12 August 2015 | News
by Ian Michael

Dr Philip Sharpe is a teaching-focused academic in the School of Chemistry & Molecular Biosciences at the University of Queensland, Australia. His active research interests are in the field of chemistry education research, particularly student learning within the laboratory environment. As the academic in charge of the first year chemistry laboratory, Dr Sharpe is making analytical techniques available to young undergraduates whereas previous students may have had to rely on theory lessons and to use data generated at remote laboratories rather than by the students themselves in the same lab where they may have synthesised their product.

Dr Sharpe has come up with a novel idea. He has his Spinsolve on a trolley which enables him to go from the second floor first year labs up to the fourth floor Advanced Teaching Laboratory and the fifth floor laboratory for second and third year students.
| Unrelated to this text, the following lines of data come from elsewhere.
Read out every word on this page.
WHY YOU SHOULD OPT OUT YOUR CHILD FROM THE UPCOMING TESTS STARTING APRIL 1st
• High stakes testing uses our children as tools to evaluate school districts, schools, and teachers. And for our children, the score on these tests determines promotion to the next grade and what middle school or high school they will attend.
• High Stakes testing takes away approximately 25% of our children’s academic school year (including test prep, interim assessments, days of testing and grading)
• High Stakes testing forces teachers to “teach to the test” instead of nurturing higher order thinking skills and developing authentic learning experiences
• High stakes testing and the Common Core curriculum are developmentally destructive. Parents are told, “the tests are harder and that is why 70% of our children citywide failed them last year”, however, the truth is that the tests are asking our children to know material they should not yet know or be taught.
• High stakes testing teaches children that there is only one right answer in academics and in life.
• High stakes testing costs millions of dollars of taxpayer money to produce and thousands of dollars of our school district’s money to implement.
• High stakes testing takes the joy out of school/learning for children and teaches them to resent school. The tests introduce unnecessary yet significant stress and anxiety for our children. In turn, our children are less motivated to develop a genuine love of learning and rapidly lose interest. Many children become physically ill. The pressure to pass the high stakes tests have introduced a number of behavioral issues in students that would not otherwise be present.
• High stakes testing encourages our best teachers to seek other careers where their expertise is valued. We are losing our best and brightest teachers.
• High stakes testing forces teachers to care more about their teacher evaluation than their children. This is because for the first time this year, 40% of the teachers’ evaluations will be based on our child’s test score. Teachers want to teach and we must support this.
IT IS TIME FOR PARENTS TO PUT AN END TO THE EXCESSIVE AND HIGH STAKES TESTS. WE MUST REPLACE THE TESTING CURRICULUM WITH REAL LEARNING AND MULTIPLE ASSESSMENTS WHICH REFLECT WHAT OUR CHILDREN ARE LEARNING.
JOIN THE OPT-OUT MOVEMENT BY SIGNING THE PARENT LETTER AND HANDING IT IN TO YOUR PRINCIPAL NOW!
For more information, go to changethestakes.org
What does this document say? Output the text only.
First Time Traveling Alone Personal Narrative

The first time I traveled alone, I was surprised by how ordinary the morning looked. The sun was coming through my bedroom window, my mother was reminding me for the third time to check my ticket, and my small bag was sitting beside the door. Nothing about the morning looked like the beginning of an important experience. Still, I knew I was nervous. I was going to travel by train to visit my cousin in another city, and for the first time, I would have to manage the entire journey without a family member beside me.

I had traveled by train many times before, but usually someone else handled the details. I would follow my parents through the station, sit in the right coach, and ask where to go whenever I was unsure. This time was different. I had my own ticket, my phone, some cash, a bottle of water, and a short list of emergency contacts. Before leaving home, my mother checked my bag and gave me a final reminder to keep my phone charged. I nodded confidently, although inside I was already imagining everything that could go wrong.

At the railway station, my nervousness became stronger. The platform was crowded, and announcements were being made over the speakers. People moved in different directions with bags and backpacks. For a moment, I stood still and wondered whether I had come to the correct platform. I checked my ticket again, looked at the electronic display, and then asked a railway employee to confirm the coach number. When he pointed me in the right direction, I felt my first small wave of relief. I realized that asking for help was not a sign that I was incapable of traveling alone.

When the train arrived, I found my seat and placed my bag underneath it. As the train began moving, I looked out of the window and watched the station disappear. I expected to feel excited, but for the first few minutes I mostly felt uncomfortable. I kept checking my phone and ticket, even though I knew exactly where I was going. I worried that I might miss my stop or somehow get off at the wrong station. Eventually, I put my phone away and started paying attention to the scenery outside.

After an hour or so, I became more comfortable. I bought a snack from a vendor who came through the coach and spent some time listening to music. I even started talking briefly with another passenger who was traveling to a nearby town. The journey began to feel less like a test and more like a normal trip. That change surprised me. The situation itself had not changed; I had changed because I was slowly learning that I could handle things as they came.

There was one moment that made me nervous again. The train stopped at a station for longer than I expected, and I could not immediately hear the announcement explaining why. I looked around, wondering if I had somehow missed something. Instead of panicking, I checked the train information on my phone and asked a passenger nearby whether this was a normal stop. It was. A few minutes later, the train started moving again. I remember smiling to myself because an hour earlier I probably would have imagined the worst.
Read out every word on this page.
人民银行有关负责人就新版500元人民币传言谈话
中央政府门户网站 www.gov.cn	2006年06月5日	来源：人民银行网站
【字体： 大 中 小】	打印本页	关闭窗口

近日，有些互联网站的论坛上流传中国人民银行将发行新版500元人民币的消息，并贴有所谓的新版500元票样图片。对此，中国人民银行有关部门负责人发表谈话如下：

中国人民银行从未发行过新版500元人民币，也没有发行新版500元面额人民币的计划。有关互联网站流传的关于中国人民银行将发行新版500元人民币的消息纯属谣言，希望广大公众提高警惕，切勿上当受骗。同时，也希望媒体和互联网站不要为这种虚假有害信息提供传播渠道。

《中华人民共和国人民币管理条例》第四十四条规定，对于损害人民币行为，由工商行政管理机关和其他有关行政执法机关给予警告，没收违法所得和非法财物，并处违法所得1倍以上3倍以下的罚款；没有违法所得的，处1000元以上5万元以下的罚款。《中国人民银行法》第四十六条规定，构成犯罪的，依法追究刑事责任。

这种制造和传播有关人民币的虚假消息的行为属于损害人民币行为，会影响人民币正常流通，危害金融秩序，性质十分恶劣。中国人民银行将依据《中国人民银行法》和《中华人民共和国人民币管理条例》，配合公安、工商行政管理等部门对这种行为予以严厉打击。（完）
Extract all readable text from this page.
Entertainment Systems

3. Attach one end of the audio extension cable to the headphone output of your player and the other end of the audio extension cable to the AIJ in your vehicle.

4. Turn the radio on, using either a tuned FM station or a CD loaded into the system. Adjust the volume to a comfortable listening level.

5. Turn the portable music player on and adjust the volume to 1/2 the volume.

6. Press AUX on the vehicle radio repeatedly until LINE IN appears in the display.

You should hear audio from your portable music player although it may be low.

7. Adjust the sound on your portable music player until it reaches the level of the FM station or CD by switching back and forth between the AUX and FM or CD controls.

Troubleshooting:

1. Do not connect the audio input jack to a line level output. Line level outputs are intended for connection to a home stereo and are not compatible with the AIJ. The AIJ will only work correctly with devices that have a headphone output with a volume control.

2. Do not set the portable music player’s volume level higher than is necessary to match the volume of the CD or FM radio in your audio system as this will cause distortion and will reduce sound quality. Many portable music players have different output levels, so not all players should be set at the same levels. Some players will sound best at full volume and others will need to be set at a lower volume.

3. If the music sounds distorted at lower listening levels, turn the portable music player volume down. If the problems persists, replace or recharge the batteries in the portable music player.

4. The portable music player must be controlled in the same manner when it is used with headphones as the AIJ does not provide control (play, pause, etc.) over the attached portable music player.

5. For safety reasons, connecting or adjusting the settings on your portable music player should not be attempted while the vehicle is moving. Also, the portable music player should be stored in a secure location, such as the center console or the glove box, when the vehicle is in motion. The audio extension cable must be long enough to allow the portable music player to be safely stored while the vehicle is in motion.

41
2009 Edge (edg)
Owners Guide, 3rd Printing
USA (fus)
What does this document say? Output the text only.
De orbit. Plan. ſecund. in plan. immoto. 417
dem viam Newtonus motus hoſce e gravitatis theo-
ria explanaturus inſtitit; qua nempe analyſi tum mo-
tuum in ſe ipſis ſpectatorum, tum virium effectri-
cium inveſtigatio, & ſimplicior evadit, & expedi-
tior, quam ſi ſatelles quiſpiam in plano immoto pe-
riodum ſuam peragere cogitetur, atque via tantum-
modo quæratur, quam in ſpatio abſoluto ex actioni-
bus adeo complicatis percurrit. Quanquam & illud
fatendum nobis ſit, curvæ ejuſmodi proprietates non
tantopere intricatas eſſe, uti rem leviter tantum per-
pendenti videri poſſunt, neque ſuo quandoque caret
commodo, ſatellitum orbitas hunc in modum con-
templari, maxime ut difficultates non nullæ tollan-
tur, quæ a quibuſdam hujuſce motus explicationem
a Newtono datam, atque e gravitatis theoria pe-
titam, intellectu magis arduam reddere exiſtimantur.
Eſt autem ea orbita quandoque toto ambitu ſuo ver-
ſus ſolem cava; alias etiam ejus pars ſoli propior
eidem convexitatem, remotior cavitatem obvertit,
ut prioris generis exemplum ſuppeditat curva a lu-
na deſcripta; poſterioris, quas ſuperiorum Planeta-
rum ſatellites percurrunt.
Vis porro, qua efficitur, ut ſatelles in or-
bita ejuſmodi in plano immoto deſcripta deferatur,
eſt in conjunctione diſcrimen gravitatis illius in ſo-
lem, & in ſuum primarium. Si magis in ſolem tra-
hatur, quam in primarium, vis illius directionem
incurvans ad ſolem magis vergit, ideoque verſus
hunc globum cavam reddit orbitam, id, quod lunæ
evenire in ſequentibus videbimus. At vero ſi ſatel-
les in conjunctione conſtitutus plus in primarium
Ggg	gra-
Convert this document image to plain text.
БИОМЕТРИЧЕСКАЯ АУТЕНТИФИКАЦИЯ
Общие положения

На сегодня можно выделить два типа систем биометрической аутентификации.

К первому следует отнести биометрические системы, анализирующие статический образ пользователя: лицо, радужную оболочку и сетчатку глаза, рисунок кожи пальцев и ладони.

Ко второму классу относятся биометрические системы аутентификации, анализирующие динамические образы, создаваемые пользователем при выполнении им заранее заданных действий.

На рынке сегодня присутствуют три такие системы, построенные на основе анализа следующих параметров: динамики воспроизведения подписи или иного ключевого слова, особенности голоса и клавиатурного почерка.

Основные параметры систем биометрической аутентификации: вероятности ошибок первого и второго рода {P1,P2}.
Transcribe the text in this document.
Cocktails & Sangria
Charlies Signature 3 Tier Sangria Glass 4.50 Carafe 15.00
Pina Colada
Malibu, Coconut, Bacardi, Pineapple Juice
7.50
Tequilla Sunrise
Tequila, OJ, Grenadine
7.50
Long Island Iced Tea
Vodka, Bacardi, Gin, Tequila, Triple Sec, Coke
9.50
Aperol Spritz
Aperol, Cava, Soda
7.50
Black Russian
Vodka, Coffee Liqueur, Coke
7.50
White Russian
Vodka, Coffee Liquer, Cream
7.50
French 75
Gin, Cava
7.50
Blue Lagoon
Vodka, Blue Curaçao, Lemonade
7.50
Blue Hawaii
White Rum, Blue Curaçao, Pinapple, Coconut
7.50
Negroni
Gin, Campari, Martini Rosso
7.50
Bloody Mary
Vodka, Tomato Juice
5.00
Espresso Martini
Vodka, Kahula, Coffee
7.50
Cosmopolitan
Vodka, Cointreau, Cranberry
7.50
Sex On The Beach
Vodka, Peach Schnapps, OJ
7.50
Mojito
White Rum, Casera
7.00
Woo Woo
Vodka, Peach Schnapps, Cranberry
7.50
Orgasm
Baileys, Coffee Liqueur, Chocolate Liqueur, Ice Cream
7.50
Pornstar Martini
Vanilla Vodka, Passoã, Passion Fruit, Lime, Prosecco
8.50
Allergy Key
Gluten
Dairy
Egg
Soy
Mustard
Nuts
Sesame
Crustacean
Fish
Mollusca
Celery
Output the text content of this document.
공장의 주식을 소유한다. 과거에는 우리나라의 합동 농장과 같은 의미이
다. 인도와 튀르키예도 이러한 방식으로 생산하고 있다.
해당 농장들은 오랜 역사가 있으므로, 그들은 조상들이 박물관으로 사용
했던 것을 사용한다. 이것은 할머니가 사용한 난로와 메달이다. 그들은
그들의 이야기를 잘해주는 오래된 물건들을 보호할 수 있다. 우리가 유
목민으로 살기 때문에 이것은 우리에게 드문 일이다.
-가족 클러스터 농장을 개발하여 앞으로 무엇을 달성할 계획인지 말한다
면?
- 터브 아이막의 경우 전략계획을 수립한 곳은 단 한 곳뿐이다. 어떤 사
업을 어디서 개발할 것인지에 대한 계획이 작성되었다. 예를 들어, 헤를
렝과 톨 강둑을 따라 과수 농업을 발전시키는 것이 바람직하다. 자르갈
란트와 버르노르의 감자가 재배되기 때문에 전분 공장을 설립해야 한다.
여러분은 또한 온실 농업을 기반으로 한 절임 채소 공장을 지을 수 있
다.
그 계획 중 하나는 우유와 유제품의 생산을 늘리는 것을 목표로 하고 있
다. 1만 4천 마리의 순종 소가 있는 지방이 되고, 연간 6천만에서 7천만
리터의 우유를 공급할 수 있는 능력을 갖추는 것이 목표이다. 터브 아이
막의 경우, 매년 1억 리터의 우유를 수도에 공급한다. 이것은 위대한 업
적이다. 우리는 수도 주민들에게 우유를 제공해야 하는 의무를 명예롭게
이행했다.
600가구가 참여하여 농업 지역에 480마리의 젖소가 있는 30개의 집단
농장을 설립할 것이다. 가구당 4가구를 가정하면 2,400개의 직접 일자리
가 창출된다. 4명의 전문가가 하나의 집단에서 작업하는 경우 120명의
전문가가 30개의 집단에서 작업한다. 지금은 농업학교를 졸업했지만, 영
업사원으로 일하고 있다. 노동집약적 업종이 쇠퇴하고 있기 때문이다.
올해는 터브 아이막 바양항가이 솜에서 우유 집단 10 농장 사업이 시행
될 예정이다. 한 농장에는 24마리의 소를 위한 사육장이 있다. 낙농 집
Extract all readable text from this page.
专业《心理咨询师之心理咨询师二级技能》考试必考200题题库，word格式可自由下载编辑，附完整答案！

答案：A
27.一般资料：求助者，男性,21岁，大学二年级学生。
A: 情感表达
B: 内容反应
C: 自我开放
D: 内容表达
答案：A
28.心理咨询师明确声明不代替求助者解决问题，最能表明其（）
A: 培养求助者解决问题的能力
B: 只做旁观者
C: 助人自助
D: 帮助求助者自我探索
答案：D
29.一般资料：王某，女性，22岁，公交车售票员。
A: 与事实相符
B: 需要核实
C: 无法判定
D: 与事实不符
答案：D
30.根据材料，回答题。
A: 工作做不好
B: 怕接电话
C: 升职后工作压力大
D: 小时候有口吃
This is possible because of the Spinsolve’s size, the fact that it does not need cryogens and requires just a single power socket. The students really feel they can now embrace NMR as a usable technique rather than another mystical tale from the chemistry text books.

Commenting about Spinsolve, Dr Sharpe sees many advantages in both teaching and research. “Students used to miss the link from theory to practical use. Now my groups can have a hands-on experience and understand the value of NMR to the synthetic chemist. My second semester first-year students are taken through the basics of using Spinsolve. They make a product (paracetamol); run it on the NMR; acquire and process the data. Some of our more high achieving undergraduate students go a stage further with a six-week research project where they are introduced to spectroscopy—IR, NMR and GC-MS. Each student is allowed to choose their own project. For example, it could to study different reactions of benzaldehyde. They will analyse the products they synthesise to look at variations in substitution products. They are taught to use multiple techniques to confirm what they have made and the Spinsolve NMR machine is key to achieving this.”